Drink-driving convictions have fallen by a third in the past five years, according to new figures.
Justice Secretary Kenny MacAskill said 5,348 people were convicted in 2010-11, compared with 8,071 in 2006-07.
The Scottish Government data was revealed in a parliamentary answer to SNP MSP Stewart Maxwell.
Mr Maxwell said: "These are positive statistics and the trend is plain for all to see - fewer people are drink or drug-driving.
"People are taking on the message that it is completely unacceptable to drive whilst under the influence of alcohol or drugs.
"It is still concerning that a high number of people have still opted to get behind the wheel whilst under the influence, posing a danger to other innocent road users.
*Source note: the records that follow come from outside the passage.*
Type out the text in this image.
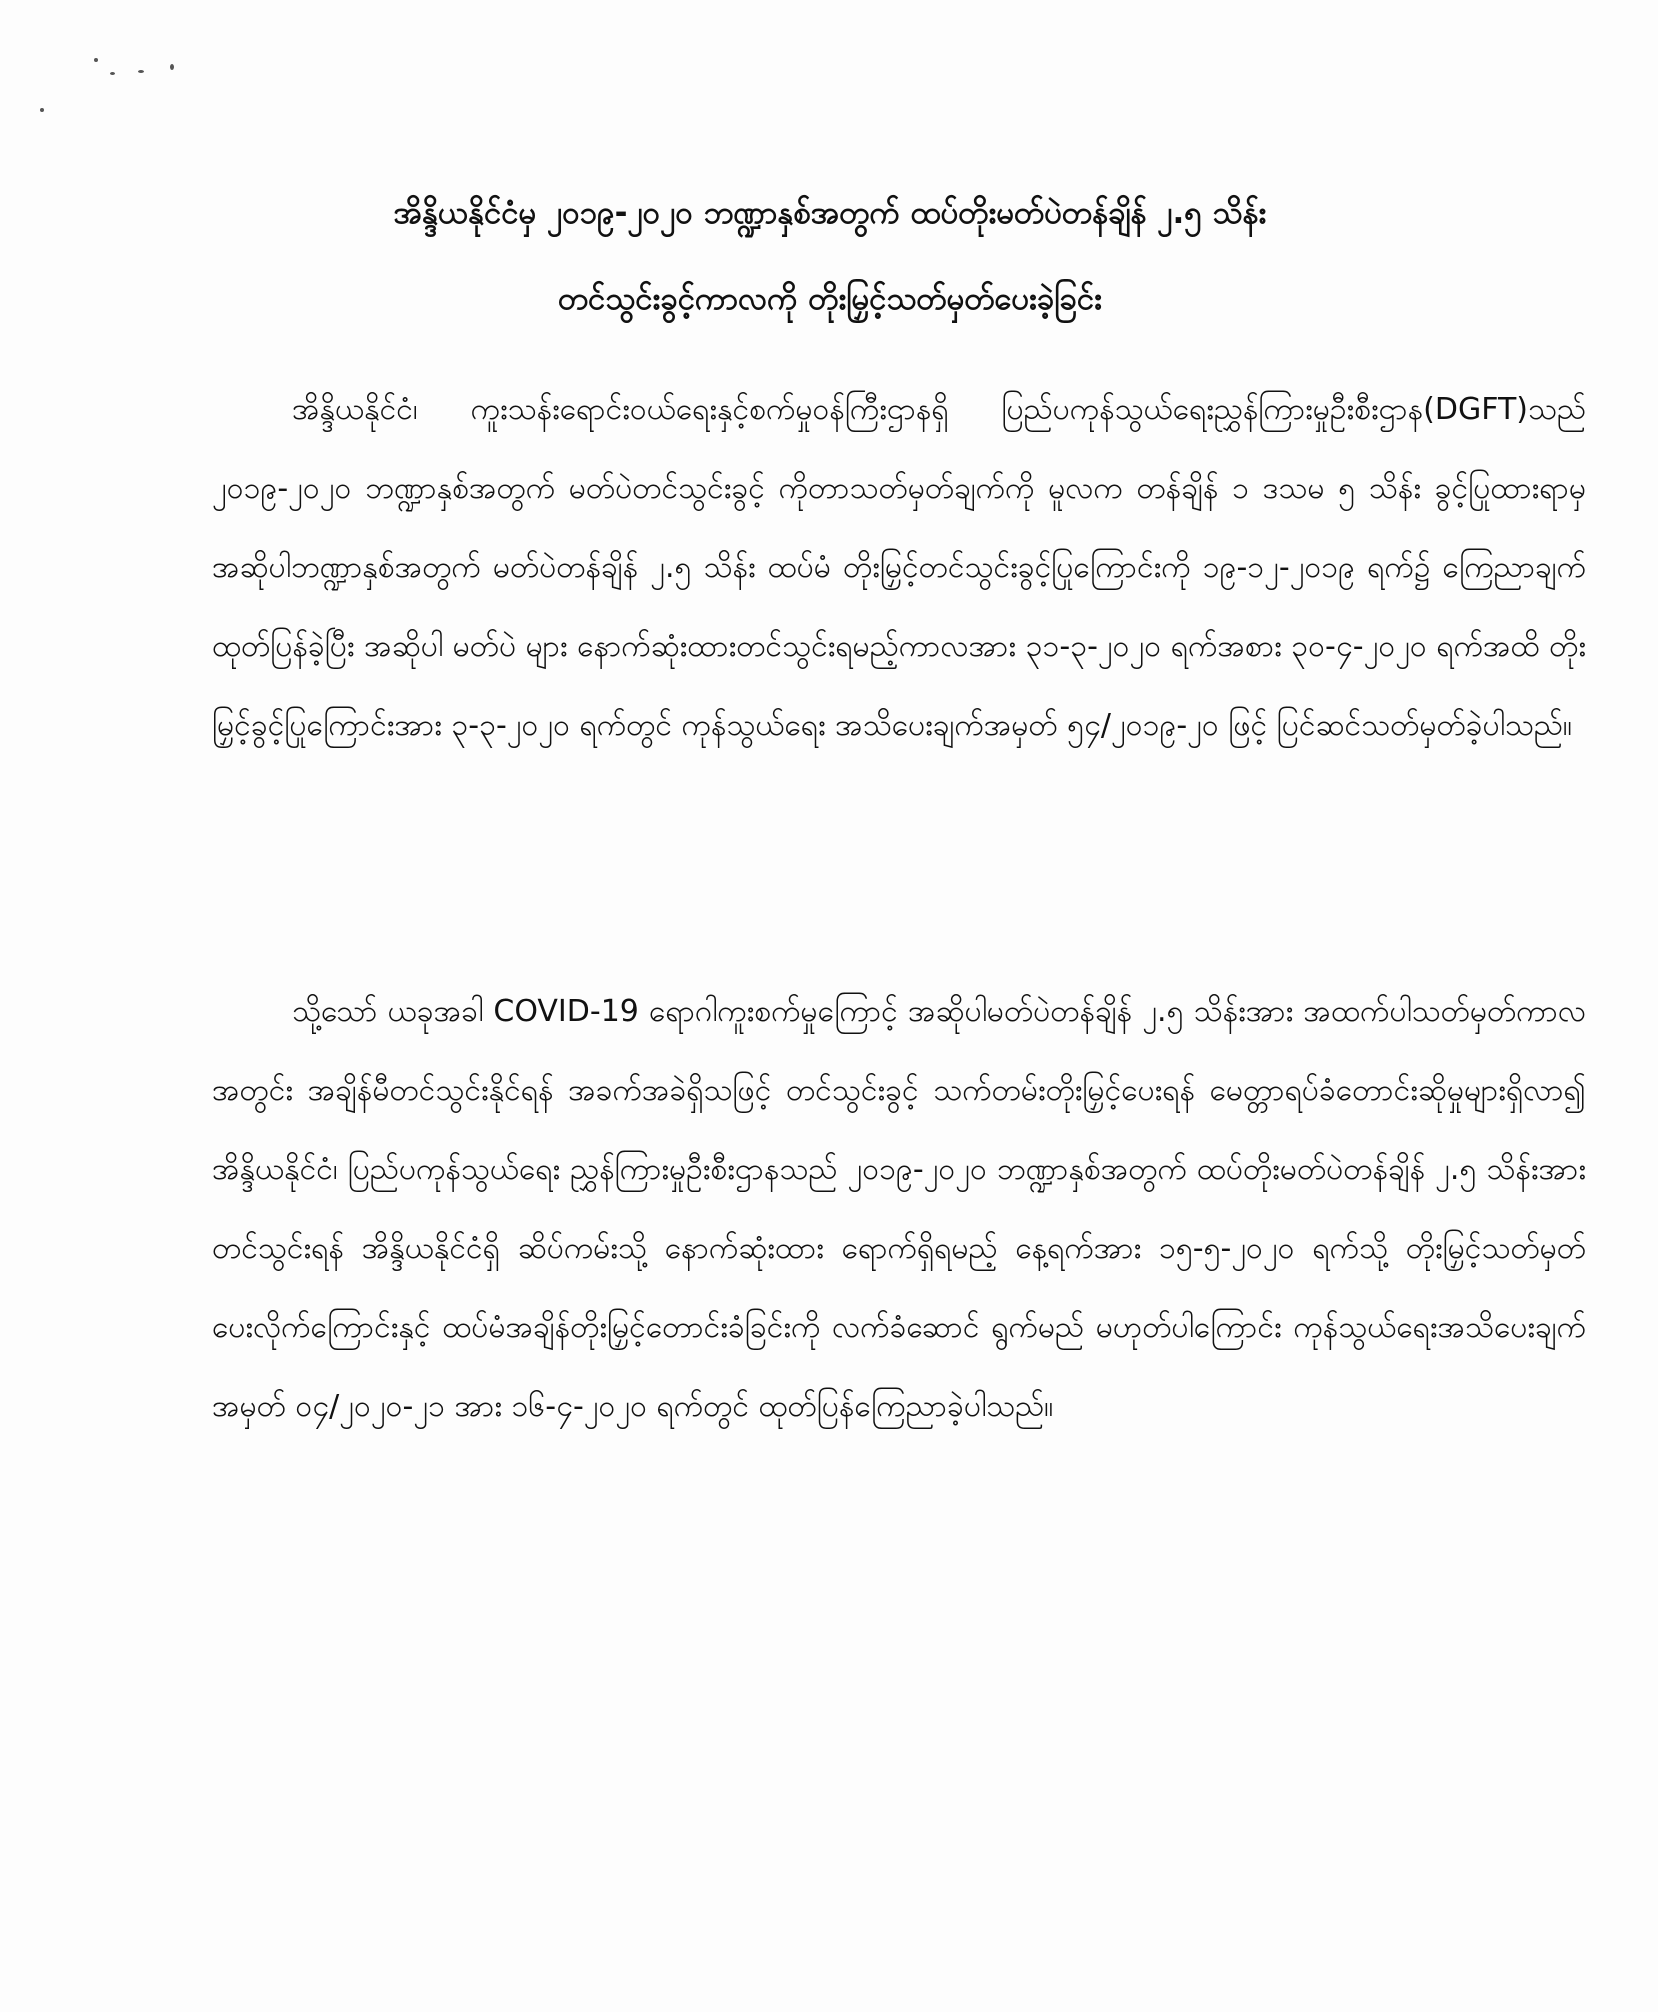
အိန္ဒိယနိုင်ငံမှ ၂၀၁၉-၂၀၂၀ ဘဏ္ဍာနှစ်အတွက် ထပ်တိုးမတ်ပဲတန်ချိန် ၂.၅ သိန်း
တင်သွင်းခွင့်ကာလကို တိုးမြှင့်သတ်မှတ်ပေးခဲ့ခြင်း

အိန္ဒိယနိုင်ငံ၊ ကူးသန်းရောင်းဝယ်ရေးနှင့်စက်မှုဝန်ကြီးဌာနရှိ ပြည်ပကုန်သွယ်ရေးညွှန်ကြားမှုဦးစီးဌာန(DGFT)သည် ၂၀၁၉-၂၀၂၀ ဘဏ္ဍာနှစ်အတွက် မတ်ပဲတင်သွင်းခွင့် ကိုတာသတ်မှတ်ချက်ကို မူလက တန်ချိန် ၁ ဒသမ ၅ သိန်း ခွင့်ပြုထားရာမှ အဆိုပါဘဏ္ဍာနှစ်အတွက် မတ်ပဲတန်ချိန် ၂.၅ သိန်း ထပ်မံ တိုးမြှင့်တင်သွင်းခွင့်ပြုကြောင်းကို ၁၉-၁၂-၂၀၁၉ ရက်၌ ကြေညာချက်ထုတ်ပြန်ခဲ့ပြီး အဆိုပါ မတ်ပဲ များ နောက်ဆုံးထားတင်သွင်းရမည့်ကာလအား ၃၁-၃-၂၀၂၀ ရက်အစား ၃၀-၄-၂၀၂၀ ရက်အထိ တိုးမြှင့်ခွင့်ပြုကြောင်းအား ၃-၃-၂၀၂၀ ရက်တွင် ကုန်သွယ်ရေး အသိပေးချက်အမှတ် ၅၄/၂၀၁၉-၂၀ ဖြင့် ပြင်ဆင်သတ်မှတ်ခဲ့ပါသည်။

သို့သော် ယခုအခါ COVID-19 ရောဂါကူးစက်မှုကြောင့် အဆိုပါမတ်ပဲတန်ချိန် ၂.၅ သိန်းအား အထက်ပါသတ်မှတ်ကာလအတွင်း အချိန်မီတင်သွင်းနိုင်ရန် အခက်အခဲရှိသဖြင့် တင်သွင်းခွင့် သက်တမ်းတိုးမြှင့်ပေးရန် မေတ္တာရပ်ခံတောင်းဆိုမှုများရှိလာ၍ အိန္ဒိယနိုင်ငံ၊ ပြည်ပကုန်သွယ်ရေး ညွှန်ကြားမှုဦးစီးဌာနသည် ၂၀၁၉-၂၀၂၀ ဘဏ္ဍာနှစ်အတွက် ထပ်တိုးမတ်ပဲတန်ချိန် ၂.၅ သိန်းအား တင်သွင်းရန် အိန္ဒိယနိုင်ငံရှိ ဆိပ်ကမ်းသို့ နောက်ဆုံးထား ရောက်ရှိရမည့် နေ့ရက်အား ၁၅-၅-၂၀၂၀ ရက်သို့ တိုးမြှင့်သတ်မှတ်ပေးလိုက်ကြောင်းနှင့် ထပ်မံအချိန်တိုးမြှင့်တောင်းခံခြင်းကို လက်ခံဆောင် ရွက်မည် မဟုတ်ပါကြောင်း ကုန်သွယ်ရေးအသိပေးချက်အမှတ် ၀၄/၂၀၂၀-၂၁ အား ၁၆-၄-၂၀၂၀ ရက်တွင် ထုတ်ပြန်ကြေညာခဲ့ပါသည်။
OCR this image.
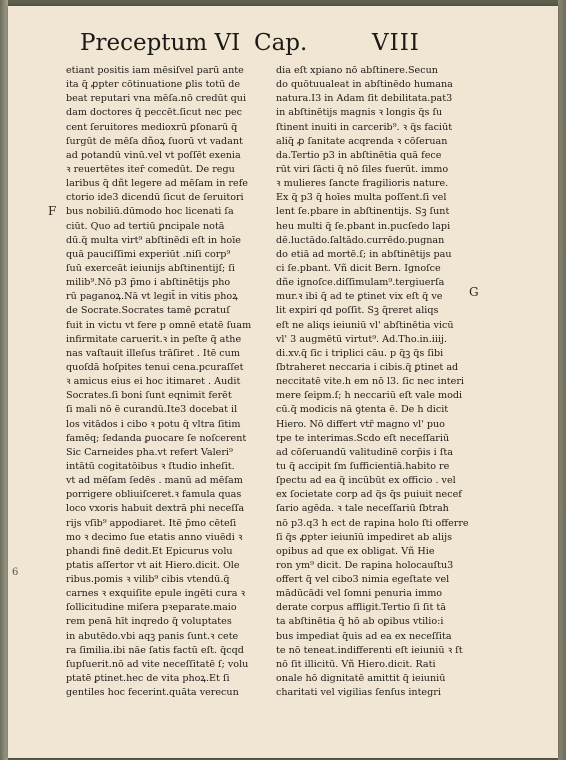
Preceptum VI Cap.	VIII
F
G
6
etiant positis iam mēsiſvel parū ante
ita q̃ ꝓpter cōtinuatione ꝑlis totū de
beat reputari vna mēſa.nō credūt qui
dam doctores q̃ peccēt.ſicut nec pec
cent ſeruitores medioxrū ꝑſonarū q̃
ſurgūt de mēſa dñoꝝ ſuorū vt vadant
ad potandū vinū.vel vt poſſēt exenia
ꝛ reuertētes iter̄ comedūt. De regu
laribus q̃ dñt legere ad mēſam in refe
ctorio ide3 dicendū ſicut de ſeruitori
bus nobiliū.dūmodo hoc licenati ſa
ciūt. Quo ad tertiū ꝑncipale notā
dū.q̃ multa virt⁹ abſtinēdi eſt in hoīe
quā pauciſſimi experiūt .niſi corp⁹
ſuū exerceāt ieiunijs abſtinentijſ; ſi
milib⁹.Nō p3 p̄mo i abſtinētijs pho
rū paganoꝝ.Nā vt legit̄ in vitis phoꝝ
de Socrate.Socrates tamē ꝑcratuſ
fuit in victu vt fere p omnē etatē ſuam
infirmitate caruerit.ꝛ in peſte q̃ athe
nas vaſtauit illeſus trāſiret . Itē cum
quoſdā hoſpites tenui cena.pcuraſſet
ꝛ amicus eius ei hoc itimaret . Audit
Socrates.ſi boni ſunt eqnimit ferēt
ſi mali nō ē curandū.Ite3 docebat il
los vitādos i cibo ꝛ potu q̃ vltra ſitim
famēq; ſedanda ꝑuocare ſe noſcerent
Sic Carneides pha.vt refert Valeri⁹
intātū cogitatōibus ꝛ ſtudio inheſit.
vt ad mēſam ſedēs . manū ad mēſam
porrigere obliuiſceret.ꝛ famula quas
loco vxoris habuit dextrā phi neceſſa
rijs vſib⁹ appodiaret. Itē p̄mo cēteſi
mo ꝛ decimo ſue etatis anno viuēdi ꝛ
phandi finē dedit.Et Epicurus volu
ptatis aſſertor vt ait Hiero.dicit. Ole
ribus.pomis ꝛ vilib⁹ cibis vtendū.q̃
carnes ꝛ exquiſite epule ingēti cura ꝛ
ſollicitudine miſera pꝛeparate.maio
rem penā hīt inqredo q̃ voluptates
in abutēdo.vbi aqꝫ panis ſunt.ꝛ cete
ra ſimilia.ibi nāe ſatis factū eſt. q̃cqd
ſupſuerit.nō ad vite neceſſitatē ſ; volu
ptatē ꝑtinet.hec de vita phoꝝ.Et ſi
gentiles hoc fecerint.quāta verecun
dia eſt xpiano nō abſtinere.Secun
do quōtuualeat in abſtinēdo humana
natura.I3 in Adam ſit debilitata.pat3
in abſtinētijs magnis ꝛ longis q̃s ſu
ſtinent inuiti in carcerib⁹. ꝛ q̃s faciūt
aliq̄ ꝓ ſanitate acqrenda ꝛ cōſeruan
da.Tertio p3 in abſtinētia quā fece
rūt viri ſācti q̃ nō ſiles fuerūt. immo
ꝛ mulieres ſancte fragilioris nature.
Ex q̃ p3 q̃ hoīes multa poſſent.ſi vel
lent ſe.pbare in abſtinentijs. Sꝫ ſunt
heu multi q̃ ſe.pbant in.pucſedo lapi
dē.luctādo.ſaltādo.currēdo.pugnan
do etiā ad mortē.ſ; in abſtinētijs pau
ci ſe.pbant. Vñ dicit Bern. Ignoſce
dñe ignoſce.diſſimulam⁹.tergiuerſa
mur.ꝛ ibi q̃ ad te ꝑtinet vix eſt q̃ ve
lit expiri qd poſſit. Sꝫ q̄reret aliqs
eſt ne aliqs ieiuniū vl' abſtinētia vicū
vl' 3 augmētū virtut⁹. Ad.Tho.in.iiij.
di.xv.q̃ ſic i triplici cāu. p q̃ꝫ q̃s ſibi
ſbtraheret neccaria i cibis.q̃ ꝑtinet ad
neccitatē vite.h em nō l3. ſic nec interi
mere ſeipm.ſ; h neccariū eſt vale modi
cū.q̃ modicis nā ꝯtenta ē. De h dicit
Hiero. Nō differt vtr̄ magno vl' puo
tpe te interimas.Scdo eſt neceſſariū
ad cōſeruandū valitudinē corp̄is i ſta
tu q̃ accipit ſm ſufficientiā.habito re
ſpectu ad ea q̃ incūbūt ex officio . vel
ex ſocietate corp ad q̃s q̄s puiuit necef
ſario agēda. ꝛ tale neceſſariū ſbtrah
nō p3.q3 h ect de rapina holo ſti offerre
ſi q̃s ꝓpter ieiunīū impediret ab alijs
opibus ad que ex obligat. Vñ Hie
ron ym⁹ dicit. De rapina holocauſtu3
offert q̃ vel cibo3 nimia egeſtate vel
mādūcādi vel ſomni penuria immo
derate corpus affligit.Tertio ſi ſit tā
ta abſtinētia q̃ hō ab oꝑibus vtilio:i
bus impediat q̄uis ad ea ex neceſſita
te nō teneat.indifferenti eſt ieiuniū ꝛ ſt
nō ſit illicitū. Vñ Hiero.dicit. Rati
onale hō dignitatē amittit q̃ ieiuniū
charitati vel vigilias ſenſus integri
"But these figures are testament to the hard work of our police officers who are helping make our roads safer by taking a tough stance on drink-drug drivers."
The Justice Secretary has said proposals to lower the limit from 80mg of alcohol per 100ml of blood to 50mg will be brought forward later this year "with a view to the change taking effect as soon as possible".
Mr Maxwell said he is backing the move to lower drink-drive limits by a third, bringing them into line with most of Europe.
He said: "Any measure that will make our roads safer is to be welcomed. Drink-driving is blamed for 39 deaths and 170 serious injuries a year on Scotland's roads. That is why the SNP supports moves to lower drink-drive limits."